As for the specificity and sensitivity of the techniques, we note that the CAP/CTM v2.0 values are better than those observed for Abbott Real Time. It must also be said that the sensitivity of the techniques differs from one subtype to another. Therefore, CAP/CTM v2.0 is only sensitive to subtypes A-H of group M. While Abbott Real Time detects the N, O groups and the A-G subtypes of the M group. Finally, the Generic HIV Viral Load^® assay detects the sub-types from A to H of the M group [28]. The Pearson coefficients obtained with CAP/CTM v2.0 and Generic HIV Viral Load^® assay (0.72603) are due to the freezing and thawing of the plasma more than once; this confirms the fact that plasma freezing, and thawing has more than twice interferes with the number of copies of the VL. The objective of the evaluation the performance of these different techniques of VL is precisely to have a great sensitivity and possibility of detection of the different subtypes in the countries with limited resources and notably in Chad.
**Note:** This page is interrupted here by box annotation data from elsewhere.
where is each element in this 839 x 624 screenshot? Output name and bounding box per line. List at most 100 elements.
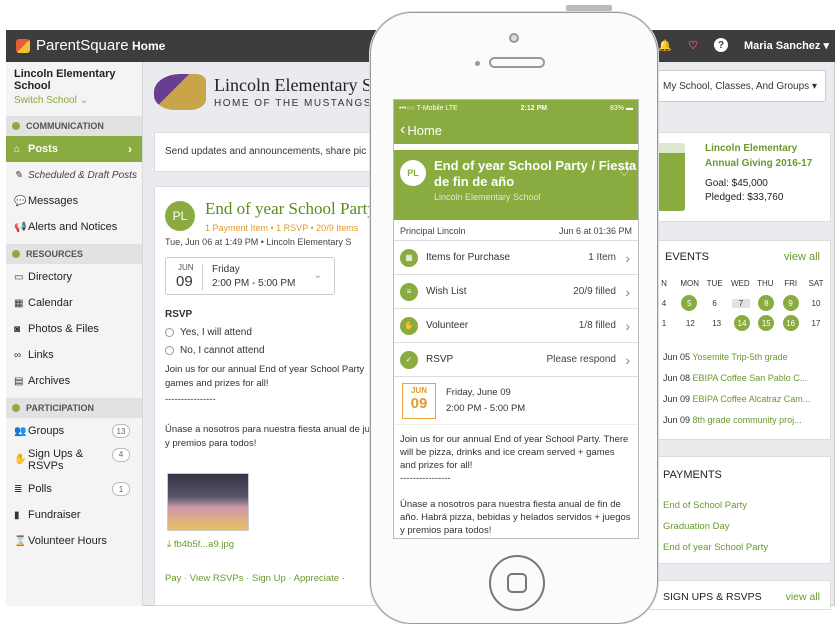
sidebar-item-alerts[interactable]: 📢 Alerts and Notices <box>6 214 142 240</box>
phone-home-button[interactable] <box>489 555 545 611</box>
calendar-day[interactable]: 13 <box>708 319 726 328</box>
avatar: PL <box>400 160 426 186</box>
avatar: PL <box>165 201 195 231</box>
calendar-day[interactable]: 7 <box>731 298 750 308</box>
events-view-all[interactable]: view all <box>784 251 820 263</box>
giving-title-2: Annual Giving 2016-17 <box>705 158 813 169</box>
bell-icon[interactable]: 🔔 <box>658 39 672 52</box>
signups-heading: SIGN UPS & RSVPS <box>663 591 762 603</box>
sidebar-item-posts[interactable]: ⌂ Posts › <box>6 136 142 162</box>
calendar-day[interactable]: 8 <box>758 295 775 311</box>
giving-widget[interactable]: Lincoln Elementary Annual Giving 2016-17 … <box>644 132 831 222</box>
app-logo[interactable]: ParentSquare <box>16 37 129 54</box>
event-list: Jun 05 Yosemite Trip-5th grade Jun 08 EB… <box>663 347 810 431</box>
sidebar-item-messages[interactable]: 💬 Messages <box>6 188 142 214</box>
sidebar-item-signups[interactable]: ✋ Sign Ups & RSVPs 4 <box>6 444 142 476</box>
heart-icon[interactable]: ♡ <box>618 164 630 180</box>
compose-input[interactable]: Send updates and announcements, share pi… <box>154 132 394 172</box>
calendar-day[interactable]: 14 <box>733 315 750 331</box>
giving-goal: Goal: $45,000 <box>705 178 768 189</box>
signups-view-all[interactable]: view all <box>786 591 820 603</box>
group-select[interactable]: My School, Classes, And Groups ▾ <box>656 70 826 102</box>
calendar-day[interactable]: 10 <box>807 299 825 308</box>
camera-icon: ◙ <box>14 323 21 335</box>
rsvp-no-radio[interactable]: No, I cannot attend <box>165 345 265 356</box>
back-button[interactable]: ‹ Home <box>394 116 638 144</box>
calendar-day[interactable]: 5 <box>681 295 698 311</box>
post-divider: ---------------- <box>165 394 216 405</box>
sidebar-item-links[interactable]: ∞ Links <box>6 342 142 368</box>
folder-icon: ▭ <box>14 271 24 283</box>
sidebar-item-polls[interactable]: ≣ Polls 1 <box>6 476 142 502</box>
calendar-day[interactable]: 6 <box>706 299 724 308</box>
chevron-right-icon: › <box>128 142 132 156</box>
battery-percent: 83% <box>610 104 625 112</box>
right-column: My School, Classes, And Groups ▾ Lincoln… <box>644 62 835 610</box>
day-label: FRI <box>784 278 798 288</box>
clock: 2:12 PM <box>520 104 548 112</box>
list-item[interactable]: End of School Party <box>663 495 768 516</box>
list-item[interactable]: End of year School Party <box>663 537 768 558</box>
calendar-day[interactable]: 17 <box>807 319 825 328</box>
sidebar-item-photos[interactable]: ◙ Photos & Files <box>6 316 142 342</box>
list-item[interactable]: Jun 05 Yosemite Trip-5th grade <box>663 347 810 368</box>
row-value: 20/9 filled <box>573 286 616 297</box>
sidebar-item-label: Volunteer Hours <box>28 535 107 547</box>
day-label: WED <box>730 278 750 288</box>
post-text-en: Join us for our annual End of year Schoo… <box>165 364 365 389</box>
sidebar-item-volunteer[interactable]: ⌛ Volunteer Hours <box>6 528 142 554</box>
speaker-icon <box>489 57 545 68</box>
row-items-for-purchase[interactable]: ▦ Items for Purchase 1 Item › <box>394 241 638 275</box>
calendar-day[interactable]: 9 <box>782 295 799 311</box>
calendar-icon: ▦ <box>14 297 24 309</box>
calendar-day[interactable]: 16 <box>782 315 799 331</box>
event-weekday: Friday <box>212 264 240 275</box>
post-title[interactable]: End of year School Party <box>205 199 376 219</box>
chevron-down-icon[interactable]: ⌄ <box>314 270 322 281</box>
phone-event[interactable]: JUN 09 Friday, June 09 2:00 PM - 5:00 PM <box>394 377 638 425</box>
calendar-day[interactable]: 15 <box>758 315 775 331</box>
rsvp-yes-radio[interactable]: Yes, I will attend <box>165 327 252 338</box>
user-menu[interactable]: Maria Sanchez ▾ <box>744 39 829 52</box>
events-heading: EVENTS <box>665 251 710 263</box>
sidebar-item-archives[interactable]: ▤ Archives <box>6 368 142 394</box>
list-item[interactable]: Jun 09 8th grade community proj... <box>663 410 810 431</box>
payments-widget: PAYMENTS End of School Party Graduation … <box>644 456 831 564</box>
list-item[interactable]: Graduation Day <box>663 516 768 537</box>
calendar-day[interactable]: 12 <box>681 319 699 328</box>
row-volunteer[interactable]: ✋ Volunteer 1/8 filled › <box>394 309 638 343</box>
chevron-left-icon: ‹ <box>400 121 406 138</box>
phone-device: •••○○ T-Mobile LTE 2:12 PM 83% ▬ ‹ Home P… <box>370 12 658 624</box>
calendar-days-row: N MON TUE WED THU FRI SAT <box>655 273 825 293</box>
switch-school-link[interactable]: Switch School ⌄ <box>14 95 134 106</box>
home-icon: ⌂ <box>14 143 21 155</box>
sidebar-item-directory[interactable]: ▭ Directory <box>6 264 142 290</box>
signups-widget: SIGN UPS & RSVPS view all <box>644 580 831 610</box>
list-item[interactable]: Jun 08 EBIPA Coffee San Pablo C... <box>663 368 810 389</box>
sidebar-item-label: Polls <box>28 483 52 495</box>
sidebar-item-label: Groups <box>28 425 65 437</box>
sidebar-item-label: Photos & Files <box>28 323 99 335</box>
sidebar-item-scheduled[interactable]: ✎ Scheduled & Draft Posts <box>6 162 142 188</box>
day-label: THU <box>757 278 774 288</box>
sidebar-item-fundraiser[interactable]: ▮ Fundraiser <box>6 502 142 528</box>
list-item[interactable]: Jun 09 EBIPA Coffee Alcatraz Cam... <box>663 389 810 410</box>
heart-icon[interactable]: ♡ <box>688 39 698 52</box>
group-icon: 👥 <box>14 425 27 437</box>
photo-thumbnail[interactable] <box>167 473 249 531</box>
row-label: Volunteer <box>426 320 469 331</box>
back-label: Home <box>407 122 443 138</box>
section-label: COMMUNICATION <box>26 121 104 131</box>
help-icon[interactable]: ? <box>714 38 728 52</box>
post-actions[interactable]: Pay · View RSVPs · Sign Up · Appreciate … <box>165 573 345 584</box>
camera-icon <box>509 33 519 43</box>
events-widget: EVENTS view all N MON TUE WED THU FRI SA… <box>644 240 831 440</box>
megaphone-icon: 📢 <box>14 221 27 233</box>
row-wish-list[interactable]: ≡ Wish List 20/9 filled › <box>394 275 638 309</box>
row-rsvp[interactable]: ✓ RSVP Please respond › <box>394 343 638 377</box>
sidebar-item-groups[interactable]: 👥 Groups 13 <box>6 418 142 444</box>
event-box[interactable]: JUN 09 Friday 2:00 PM - 5:00 PM ⌄ <box>165 257 335 295</box>
file-link[interactable]: ⤓ fb4b5f...a9.jpg <box>167 539 234 550</box>
home-link[interactable]: Home <box>132 39 165 53</box>
sidebar-item-calendar[interactable]: ▦ Calendar <box>6 290 142 316</box>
The correlation between COBAS TaqMan/AmpliPrep and Abbott Real Time Viral Load is very good with R2 equal to 0.96016; while the measurement with the Generic HIV Viral Load^® assay of the Generic HIV Viral Load^® seems to be discordant of the first two but the difference of Log10 is not very significant. This discrepancy could be explained by the fact that for the measurement with the Generic HIV Viral Load^® assay, the plasma was frozen and thawed twice. Abbott Real time remains the recommended technique for resource-poor countries, particularly Chad, because of its sensitivity and variability in detecting different subtypes of HIV-1.

The authors would like to thank the technicians of the laboratory of Virology of the General Hospital of Reference N’Djamena and those of the AIDS Reference Laboratory of the CHU of Liège for facilitating the data collection.